Animal was buried alive
Published in the Home News Tribune 9/8/04
Cat-abusers must
serve time in jail
BY DINA GUIRGUIS
Staff Writer
FRANKLIN: Two maintenance workers accused of dunking a cat into a bucket of kerosene, hitting it with
a fire extinguisher and then burying it alive, were sentenced to spend 14 days in the Somerset County Jail, fined $500
each, and ordered to perform 30 days of community service.
Jason J. Mate, 31, of North Brunswick and Janos Kovas, 47, of Franklin pleaded guilty in June to burying the
cat in the snow.
"No living animal deserves to be treated in this fashion," said Judge E. Ronald Wright. "I don't think that
any right-thinking person would do this to an animal."
Lawyers for the defendants tried to argue that, without any previous criminal record, the two men did not
deserve jail time for the disorderly persons offense. But Franklin Township Municipal Prosecutor Hector Rodriguez made a strong
argument for strict punishment.
"What these two people did was unacceptable and unbelievable," Rodriguez said. "We are talking about a 31-year-old
man and a 47-year-old man. We need to show that Franklin Township will not tolerate the kind of conduct that they inflicted
on this animal."
The maximum sentence they could have received was six months in jail, 30 days of community service and fines.
According to Katie Nordhaus of the township animal shelter, the feral cat, a gray short-haired tabby nicknamed
Stinky, is doing well.
"He still only lets certain people handle him, but he's been through a lot," Nordhaus said.
Nordhaus and fellow animal-control officer Karen Longworth received an anonymous call on Feb. 4 from someone
who witnessed the attempts to kill Stinky at Franklin-Hamilton Gardens apartment complex on Hawthorne Drive. The two women
called police to intervene until they could get to the apartment complex.
Kovas and Mate captured Stinky in a "Havahart" trap designed to catch nuisance animals. Residents of the complex
had been complaining of a foul-smelling cat in their laundry facilities.

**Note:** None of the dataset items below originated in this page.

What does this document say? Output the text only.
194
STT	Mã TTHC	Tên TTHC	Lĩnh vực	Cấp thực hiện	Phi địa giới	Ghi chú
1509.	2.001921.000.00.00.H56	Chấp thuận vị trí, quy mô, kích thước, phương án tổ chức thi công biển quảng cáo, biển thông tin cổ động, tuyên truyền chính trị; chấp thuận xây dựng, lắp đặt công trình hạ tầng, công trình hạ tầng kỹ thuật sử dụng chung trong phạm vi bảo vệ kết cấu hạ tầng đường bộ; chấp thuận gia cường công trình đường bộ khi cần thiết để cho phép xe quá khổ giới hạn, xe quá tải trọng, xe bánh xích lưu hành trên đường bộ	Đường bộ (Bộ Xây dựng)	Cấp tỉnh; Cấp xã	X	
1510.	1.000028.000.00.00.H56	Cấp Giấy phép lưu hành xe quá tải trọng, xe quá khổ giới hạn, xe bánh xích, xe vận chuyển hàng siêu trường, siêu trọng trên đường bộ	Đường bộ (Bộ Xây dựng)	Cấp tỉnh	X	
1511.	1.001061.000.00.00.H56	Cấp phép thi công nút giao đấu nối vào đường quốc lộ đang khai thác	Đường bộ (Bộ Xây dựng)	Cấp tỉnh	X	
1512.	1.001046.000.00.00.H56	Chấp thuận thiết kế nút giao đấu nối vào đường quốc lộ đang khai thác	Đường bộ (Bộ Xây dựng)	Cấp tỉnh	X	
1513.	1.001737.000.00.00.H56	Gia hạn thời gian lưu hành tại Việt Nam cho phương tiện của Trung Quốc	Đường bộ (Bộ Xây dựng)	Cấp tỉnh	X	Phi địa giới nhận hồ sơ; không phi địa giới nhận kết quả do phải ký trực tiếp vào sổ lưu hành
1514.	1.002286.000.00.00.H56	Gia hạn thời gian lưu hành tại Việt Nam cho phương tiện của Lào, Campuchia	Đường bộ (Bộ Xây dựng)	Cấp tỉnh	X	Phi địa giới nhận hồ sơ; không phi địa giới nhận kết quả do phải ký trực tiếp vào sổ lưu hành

When animal-control officers dug Stinky from the snow, he was covered with chemical burns from a previous
attempt to drown him in kerosene.
Stinky, who is about 6 years old, has been released from quarantine and will be neutered tomorrow, Nordhaus
said.
"He could end up being our mascot, but whatever happens he will be well taken care of," Nordhaus said. "He
has trained us very well -- he gets whatever he wants."